If I use starter straight from the fridge, top back up before it goes back into the fridge then when it comes to baking again this might not suit the bread I'm baking and more than likely I'm going to be building too much. Unless I'm a professional baker of course. 

Tassie Doughboy's picture
Tassie Doughboy

Ah sorry, I was more meaning for a straight sourdough sort of situation. When I am doing home baking I keep roughly 500g of stiff levain (I just prefer it over liquid) and when I make a dough I make it to what ever size I need it plus 500. Yes if I were to bake a rye sd and wanted to use a rye levain I would use some of my normal levain to convert it to rye levain.

Most recipes I have found and used just ask for either stiff or liquid levain. Is that what you are meaning by hydration?

Lechem's picture
Lechem (not verified)

I think we're on the same page. Most people here use as you describe. Either the first way because they bake a variety of breads from one starter or the second way for your straight dough description. 

I just think it depends on each individual's needs and how they like to manage their starter. It's accepted on this site that if you keep a seed starter and build off-shoot starters then it's "starter" and "levain" although technically both are the same thing. 
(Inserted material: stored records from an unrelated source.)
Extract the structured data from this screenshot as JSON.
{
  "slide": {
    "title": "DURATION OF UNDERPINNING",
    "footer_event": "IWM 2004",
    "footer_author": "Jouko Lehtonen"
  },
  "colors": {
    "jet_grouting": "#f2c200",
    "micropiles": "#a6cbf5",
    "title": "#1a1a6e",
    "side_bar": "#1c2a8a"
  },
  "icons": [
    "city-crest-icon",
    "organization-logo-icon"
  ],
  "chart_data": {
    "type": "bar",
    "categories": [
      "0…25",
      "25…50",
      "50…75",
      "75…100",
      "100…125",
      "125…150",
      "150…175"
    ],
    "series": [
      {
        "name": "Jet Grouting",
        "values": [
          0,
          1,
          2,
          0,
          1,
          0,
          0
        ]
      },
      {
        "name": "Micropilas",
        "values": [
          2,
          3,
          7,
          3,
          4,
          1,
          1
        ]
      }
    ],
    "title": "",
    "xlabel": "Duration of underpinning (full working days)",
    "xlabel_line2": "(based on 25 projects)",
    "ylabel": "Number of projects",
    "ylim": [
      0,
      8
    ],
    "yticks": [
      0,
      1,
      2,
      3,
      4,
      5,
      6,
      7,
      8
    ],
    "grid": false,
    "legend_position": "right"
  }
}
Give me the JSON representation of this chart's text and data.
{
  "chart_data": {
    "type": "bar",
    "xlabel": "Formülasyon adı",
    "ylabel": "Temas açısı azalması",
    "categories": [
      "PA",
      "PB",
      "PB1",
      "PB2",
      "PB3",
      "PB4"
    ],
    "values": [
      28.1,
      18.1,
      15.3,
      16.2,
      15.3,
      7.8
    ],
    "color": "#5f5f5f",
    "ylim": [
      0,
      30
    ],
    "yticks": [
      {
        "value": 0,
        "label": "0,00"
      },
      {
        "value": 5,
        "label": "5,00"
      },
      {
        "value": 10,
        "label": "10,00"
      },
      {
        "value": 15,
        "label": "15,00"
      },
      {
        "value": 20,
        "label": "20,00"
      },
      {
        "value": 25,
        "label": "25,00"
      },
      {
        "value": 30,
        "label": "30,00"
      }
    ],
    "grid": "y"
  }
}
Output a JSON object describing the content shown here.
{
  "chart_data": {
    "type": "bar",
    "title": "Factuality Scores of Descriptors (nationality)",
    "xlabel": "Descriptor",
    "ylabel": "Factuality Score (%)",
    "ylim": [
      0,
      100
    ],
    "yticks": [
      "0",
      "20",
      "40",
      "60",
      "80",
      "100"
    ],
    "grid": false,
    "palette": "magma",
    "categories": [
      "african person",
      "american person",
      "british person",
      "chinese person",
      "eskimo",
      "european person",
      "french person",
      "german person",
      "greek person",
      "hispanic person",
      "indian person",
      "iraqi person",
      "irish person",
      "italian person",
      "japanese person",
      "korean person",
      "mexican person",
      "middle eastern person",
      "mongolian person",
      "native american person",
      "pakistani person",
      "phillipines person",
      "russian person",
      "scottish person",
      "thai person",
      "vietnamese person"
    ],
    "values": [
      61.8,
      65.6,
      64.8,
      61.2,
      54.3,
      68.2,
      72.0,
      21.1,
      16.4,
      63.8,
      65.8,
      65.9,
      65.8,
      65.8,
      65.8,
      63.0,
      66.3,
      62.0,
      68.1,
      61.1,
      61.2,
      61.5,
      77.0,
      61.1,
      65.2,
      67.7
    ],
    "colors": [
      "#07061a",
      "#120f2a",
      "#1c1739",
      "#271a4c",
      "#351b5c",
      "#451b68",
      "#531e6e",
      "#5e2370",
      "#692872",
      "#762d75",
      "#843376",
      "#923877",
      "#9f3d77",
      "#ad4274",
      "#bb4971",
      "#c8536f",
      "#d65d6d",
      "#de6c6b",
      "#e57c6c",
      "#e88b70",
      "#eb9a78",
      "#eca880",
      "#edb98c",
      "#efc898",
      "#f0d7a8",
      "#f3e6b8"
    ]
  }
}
Yes, by hydration I mean stiff to liquid starter. I can use a 50% hydration starter to 125% hydration starter and everything in-between, plus different flour, for many styles of bread with different characteristics. So I find keeping some seed starter and building levains easiest. 

Tassie Doughboy's picture
Tassie Doughboy

Ahh right, I'm on the same page now. The thread makes alot More sense now. Trying to get used to using measurements in a mixture of 1tbsp and grams in the same recipe, seems very weird after just going by weight for so many years.

Lechem's picture
Lechem (not verified)

A tablespoon of starter won't have a significant impact on the final hydration with everything else measured in grams. But it's probably from a recipe where there has been instructions on how to build a starter and the hydration has already been taken into account. 

But I'm with you 100% when it comes to volume instead of weight. Many non Americans find recipes in volume confusing. You'll see this scenario appearing on these forums.